Un grande profeta è sorto tra noi,
e Dio ha visitato il suo popolo.
Alleluia.
Vangelo
Mc 1, 40-45
La lebbra scomparve da lui ed egli fu purificato.
Dal
vangelo secondo Marco
In quel tempo, venne da Gesù un lebbroso, che lo supplicava in ginocchio
e gli diceva: «Se vuoi, puoi purificarmi!». Ne ebbe compassione, tese la
mano, lo toccò e gli disse: «Lo voglio, sii purificato!».

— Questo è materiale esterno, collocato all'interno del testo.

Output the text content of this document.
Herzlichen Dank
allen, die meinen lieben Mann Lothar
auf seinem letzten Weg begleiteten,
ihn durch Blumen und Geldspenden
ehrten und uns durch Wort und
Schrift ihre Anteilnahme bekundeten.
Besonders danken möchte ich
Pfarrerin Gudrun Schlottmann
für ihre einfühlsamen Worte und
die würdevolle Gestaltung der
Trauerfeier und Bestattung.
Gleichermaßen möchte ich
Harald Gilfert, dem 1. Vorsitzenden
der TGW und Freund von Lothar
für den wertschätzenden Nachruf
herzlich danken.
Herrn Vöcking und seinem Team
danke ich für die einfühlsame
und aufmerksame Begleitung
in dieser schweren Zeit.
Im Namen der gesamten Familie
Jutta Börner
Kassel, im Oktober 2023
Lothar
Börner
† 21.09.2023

E subito la lebbra scomparve da lui ed egli fu purificato. E,
ammonendolo severamente, lo cacciò via subito e gli disse: «Guarda di
non dire niente a nessuno; va', invece, a mostrarti al sacerdote e offri
per la tua purificazione quello che Mosè ha prescritto, come
testimonianza per loro».
Ma quello si allontanò e si mise a proclamare e a divulgare il fatto,
tanto che Gesù non poteva più entrare pubblicamente in una città, ma
rimaneva fuori, in luoghi deserti; e venivano a lui da ogni parte.
Sulle Offerte
Questa nostra offerta, Signore, ci purifichi e ci rinnovi, e ottenga a
chi è fedele alla tua volontà la ricompensa eterna. Per Cristo nostro
Signore.
Hæc nos oblátio,
quæsumus, Dómine, mundet et rénovet, atque tuam exsequéntibus voluntátem
fiat causa remuneratiónis ætérnæ. Per Christum.
Comunione
Sal
77,29-30
Hanno mangiato e si sono saziati
e Dio li ha soddisfatti nel loro desiderio,
la loro brama non è stata delusa.
Manducavérunt,
et saturáti sunt nimis,
et desidérium
eórum áttulit eis Dóminus;
non sunt fraudáti a desidério suo.
Oppure: Gv 3,16
Dio ha tanto
amato il mondo da donare
il suo unico Figlio,
perché chiunque crede in lui
non perisca, ma abbia la vita eterna.
Sic Deus diléxit
mundum,
ut Fílium suum
Unigénitum daret,
ut omnis qui
credit in eum non péreat,
sed hábeat vitam ætérnam.
Oppure: Mc
1,40.41
«Signore, se vuoi puoi guarirmi!».
Gesù disse: «Lo voglio, guarisci».
Dopo
la Comunione
Signore, che ci hai nutriti al convito eucaristico, fa' che ricerchiamo sempre quei beni che ci danno la vera vita. Per Cristo nostro Signore.
Cæléstibus,
Dómine, pasti delíciis,
quæsumus, ut
semper éadem,
per quæ
veráciter vívimus, appetámus. Per Christum.